CVE-2025-20937: 
NixOS vulnerability analysis and mitigation

Out-of-bounds write in Keymaster trustlet prior to SMR May-2025 Release 1 affects Samsung devices running Android versions 13, 14, and 15. The vulnerability, identified as CVE-2025-20937, was discovered by DARKNAVY and reported on September 19, 2024. This security issue allows local privileged attackers to write out-of-bounds memory (Samsung Mobile, NVD).

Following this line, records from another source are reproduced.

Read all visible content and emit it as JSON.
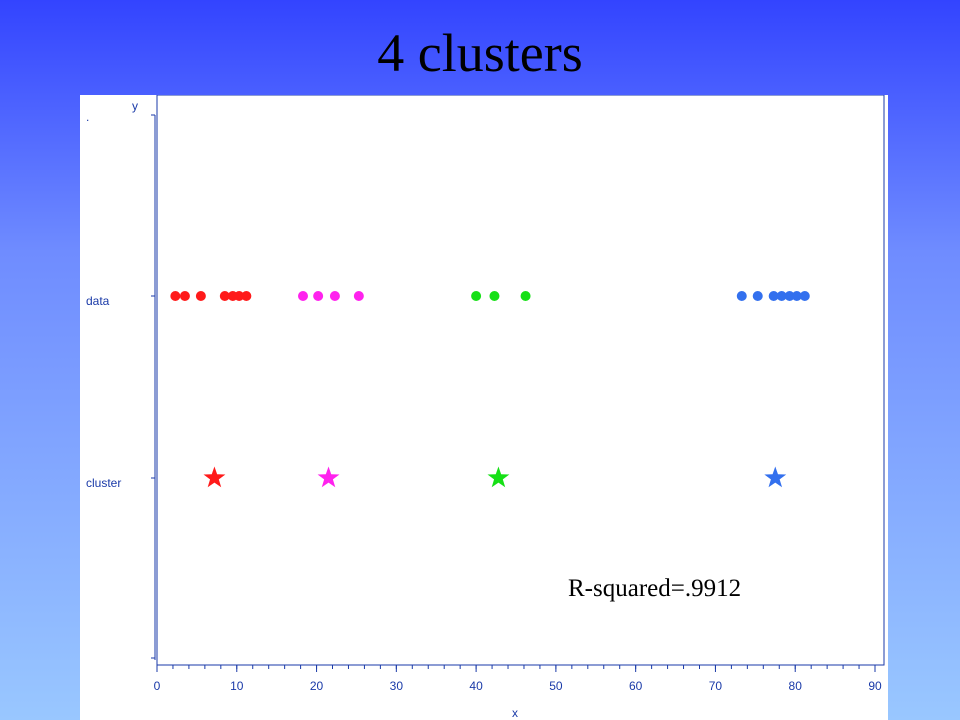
{
  "title": "4 clusters",
  "colors": {
    "axis": "#1a3aa8",
    "cluster_1": "#ff1a1a",
    "cluster_2": "#ff22ee",
    "cluster_3": "#16e016",
    "cluster_4": "#3370ee"
  },
  "chart_data": {
    "type": "scatter",
    "xlabel": "x",
    "ylabel": "y",
    "xlim": [
      0,
      90
    ],
    "x_ticks": [
      0,
      10,
      20,
      30,
      40,
      50,
      60,
      70,
      80,
      90
    ],
    "y_categories": [
      ".",
      "data",
      "cluster"
    ],
    "grid": false,
    "annotation": "R-squared=.9912",
    "series": [
      {
        "color": "#ff1a1a",
        "points_row": "data",
        "points_x": [
          2.3,
          3.5,
          5.5,
          8.5,
          9.5,
          10.3,
          11.2
        ],
        "center_row": "cluster",
        "center_x": 7.2
      },
      {
        "color": "#ff22ee",
        "points_row": "data",
        "points_x": [
          18.3,
          20.2,
          22.3,
          25.3
        ],
        "center_row": "cluster",
        "center_x": 21.5
      },
      {
        "color": "#16e016",
        "points_row": "data",
        "points_x": [
          40.0,
          42.3,
          46.2
        ],
        "center_row": "cluster",
        "center_x": 42.8
      },
      {
        "color": "#3370ee",
        "points_row": "data",
        "points_x": [
          73.3,
          75.3,
          77.3,
          78.3,
          79.3,
          80.2,
          81.2
        ],
        "center_row": "cluster",
        "center_x": 77.5
      }
    ]
  }
}
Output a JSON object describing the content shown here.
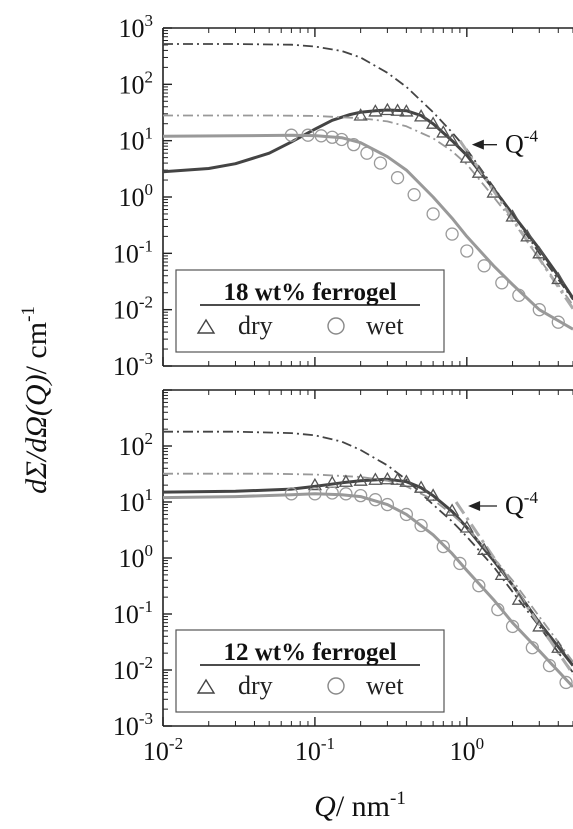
{
  "chart_data": [
    {
      "type": "scatter",
      "panel": "top",
      "legend_title": "18 wt% ferrogel",
      "legend_position": "bottom-left",
      "annotation": {
        "text": "Q",
        "exponent": "-4"
      },
      "xscale": "log",
      "yscale": "log",
      "xlim": [
        0.01,
        5
      ],
      "ylim": [
        0.001,
        1000
      ],
      "x_ticks": [
        0.01,
        0.1,
        1
      ],
      "y_ticks": [
        0.001,
        0.01,
        0.1,
        1,
        10,
        100,
        1000
      ],
      "series": [
        {
          "name": "dry",
          "marker": "triangle",
          "color": "#555555",
          "x": [
            0.2,
            0.25,
            0.3,
            0.35,
            0.4,
            0.5,
            0.6,
            0.7,
            0.8,
            1.0,
            1.2,
            1.5,
            2.0,
            2.5,
            3.0,
            4.0
          ],
          "y": [
            28,
            33,
            35,
            34,
            33,
            27,
            20,
            14,
            10,
            5,
            2.7,
            1.2,
            0.45,
            0.2,
            0.1,
            0.035
          ]
        },
        {
          "name": "wet",
          "marker": "circle",
          "color": "#9a9a9a",
          "x": [
            0.07,
            0.09,
            0.11,
            0.13,
            0.15,
            0.18,
            0.22,
            0.27,
            0.35,
            0.45,
            0.6,
            0.8,
            1.0,
            1.3,
            1.7,
            2.2,
            3.0,
            4.0
          ],
          "y": [
            12.5,
            12.5,
            12.2,
            11.5,
            10.5,
            8.5,
            6.0,
            4.0,
            2.2,
            1.1,
            0.5,
            0.22,
            0.11,
            0.06,
            0.03,
            0.018,
            0.01,
            0.006
          ]
        }
      ],
      "fits": [
        {
          "style": "solid",
          "color": "#444444",
          "x": [
            0.01,
            0.02,
            0.03,
            0.05,
            0.07,
            0.1,
            0.13,
            0.17,
            0.2,
            0.25,
            0.3,
            0.4,
            0.5,
            0.6,
            0.8,
            1.0,
            1.5,
            2.0,
            3.0,
            4.0,
            5.0
          ],
          "y": [
            2.8,
            3.2,
            3.9,
            6.0,
            9.5,
            16,
            23,
            29,
            32,
            34,
            35,
            34,
            28,
            20,
            10,
            5.5,
            1.4,
            0.5,
            0.12,
            0.04,
            0.016
          ]
        },
        {
          "style": "solid",
          "color": "#999999",
          "x": [
            0.01,
            0.03,
            0.07,
            0.1,
            0.15,
            0.2,
            0.3,
            0.4,
            0.6,
            0.8,
            1.0,
            1.5,
            2.0,
            3.0,
            5.0
          ],
          "y": [
            12,
            12.2,
            12.5,
            12.3,
            11.3,
            9.2,
            5.2,
            3.0,
            1.0,
            0.42,
            0.2,
            0.06,
            0.028,
            0.01,
            0.0045
          ]
        },
        {
          "style": "dashdot",
          "color": "#444444",
          "x": [
            0.01,
            0.03,
            0.07,
            0.1,
            0.15,
            0.2,
            0.3,
            0.4,
            0.6,
            0.8,
            1.0,
            1.5,
            2.0,
            3.0,
            5.0
          ],
          "y": [
            520,
            520,
            505,
            470,
            390,
            300,
            160,
            90,
            32,
            14,
            7,
            1.5,
            0.5,
            0.1,
            0.015
          ]
        },
        {
          "style": "dashdot",
          "color": "#999999",
          "x": [
            0.01,
            0.05,
            0.1,
            0.2,
            0.3,
            0.4,
            0.6,
            0.8,
            1.0,
            1.5,
            2.0,
            3.0,
            5.0
          ],
          "y": [
            28,
            28,
            27.5,
            25,
            22,
            18,
            11,
            6.5,
            3.8,
            1.0,
            0.38,
            0.08,
            0.012
          ]
        },
        {
          "style": "dashdot",
          "color": "#aaaaaa",
          "label": "Q^-4",
          "x": [
            0.9,
            1.5,
            2.5,
            5.0
          ],
          "y": [
            10,
            1.3,
            0.167,
            0.0104
          ]
        }
      ]
    },
    {
      "type": "scatter",
      "panel": "bottom",
      "legend_title": "12 wt% ferrogel",
      "legend_position": "bottom-left",
      "annotation": {
        "text": "Q",
        "exponent": "-4"
      },
      "xscale": "log",
      "yscale": "log",
      "xlim": [
        0.01,
        5
      ],
      "ylim": [
        0.001,
        1000
      ],
      "x_ticks": [
        0.01,
        0.1,
        1
      ],
      "y_ticks": [
        0.001,
        0.01,
        0.1,
        1,
        10,
        100
      ],
      "xlabel": "Q/ nm-1",
      "series": [
        {
          "name": "dry",
          "marker": "triangle",
          "color": "#555555",
          "x": [
            0.1,
            0.13,
            0.16,
            0.2,
            0.25,
            0.3,
            0.35,
            0.4,
            0.5,
            0.6,
            0.8,
            1.0,
            1.3,
            1.7,
            2.2,
            3.0,
            4.0
          ],
          "y": [
            20,
            22,
            23,
            24,
            25,
            25.5,
            25,
            23,
            18,
            13,
            7,
            3.5,
            1.4,
            0.5,
            0.18,
            0.06,
            0.025
          ]
        },
        {
          "name": "wet",
          "marker": "circle",
          "color": "#9a9a9a",
          "x": [
            0.07,
            0.1,
            0.13,
            0.16,
            0.2,
            0.25,
            0.3,
            0.4,
            0.5,
            0.7,
            0.9,
            1.2,
            1.6,
            2.0,
            2.7,
            3.5,
            4.5
          ],
          "y": [
            14,
            14,
            14.5,
            14,
            13,
            11,
            9,
            6,
            3.8,
            1.6,
            0.8,
            0.32,
            0.12,
            0.06,
            0.025,
            0.012,
            0.006
          ]
        }
      ],
      "fits": [
        {
          "style": "solid",
          "color": "#444444",
          "x": [
            0.01,
            0.03,
            0.07,
            0.1,
            0.15,
            0.2,
            0.3,
            0.4,
            0.5,
            0.6,
            0.8,
            1.0,
            1.5,
            2.0,
            3.0,
            5.0
          ],
          "y": [
            15,
            15.5,
            17,
            19,
            22,
            24,
            25.5,
            23,
            18,
            13,
            6.8,
            3.5,
            0.9,
            0.33,
            0.07,
            0.012
          ]
        },
        {
          "style": "solid",
          "color": "#999999",
          "x": [
            0.01,
            0.03,
            0.07,
            0.1,
            0.15,
            0.2,
            0.3,
            0.4,
            0.6,
            0.8,
            1.0,
            1.5,
            2.0,
            3.0,
            5.0
          ],
          "y": [
            12,
            12.5,
            13.5,
            14,
            13.5,
            12.5,
            9,
            6,
            2.6,
            1.2,
            0.6,
            0.18,
            0.07,
            0.022,
            0.005
          ]
        },
        {
          "style": "dashdot",
          "color": "#444444",
          "x": [
            0.01,
            0.03,
            0.07,
            0.1,
            0.15,
            0.2,
            0.3,
            0.4,
            0.6,
            0.8,
            1.0,
            1.5,
            2.0,
            3.0,
            5.0
          ],
          "y": [
            180,
            180,
            170,
            155,
            120,
            85,
            45,
            25,
            9,
            4.5,
            2.4,
            0.7,
            0.25,
            0.06,
            0.009
          ]
        },
        {
          "style": "dashdot",
          "color": "#999999",
          "x": [
            0.01,
            0.05,
            0.1,
            0.2,
            0.3,
            0.4,
            0.6,
            0.8,
            1.0,
            1.5,
            2.0,
            3.0,
            5.0
          ],
          "y": [
            32,
            32,
            31,
            28,
            24,
            19,
            11,
            6,
            3.5,
            1.0,
            0.4,
            0.09,
            0.014
          ]
        },
        {
          "style": "dashdot",
          "color": "#aaaaaa",
          "label": "Q^-4",
          "x": [
            0.85,
            1.5,
            2.5,
            5.0
          ],
          "y": [
            10,
            1.03,
            0.134,
            0.0084
          ]
        }
      ]
    }
  ],
  "shared_ylabel": "dΣ/dΩ(Q)/ cm-1"
}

The vulnerability is classified as a high-severity issue with a CVSS v3.1 base score of 6.7 (MEDIUM) and vector string CVSS:3.1/AV:L/AC:L/PR:H/UI:N/S:U/C:H/I:H/A:H. The vulnerability is categorized under CWE-787 (Out-of-bounds Write) and specifically affects the Keymaster trustlet component, which is responsible for handling cryptographic operations (NVD, Wiz).

The vulnerability allows local privileged attackers to write to out-of-bounds memory locations. This could potentially lead to memory corruption, system crashes, or privilege escalation. The high confidentiality, integrity, and availability impact ratings suggest that successful exploitation could result in significant system compromise (Samsung Mobile).

Samsung has addressed this vulnerability in the May 2025 Security Maintenance Release (SMR). The patch adds proper input validation to prevent out-of-bounds memory writes. Users are advised to update their devices to the latest security patch level to protect against this vulnerability (Samsung Mobile).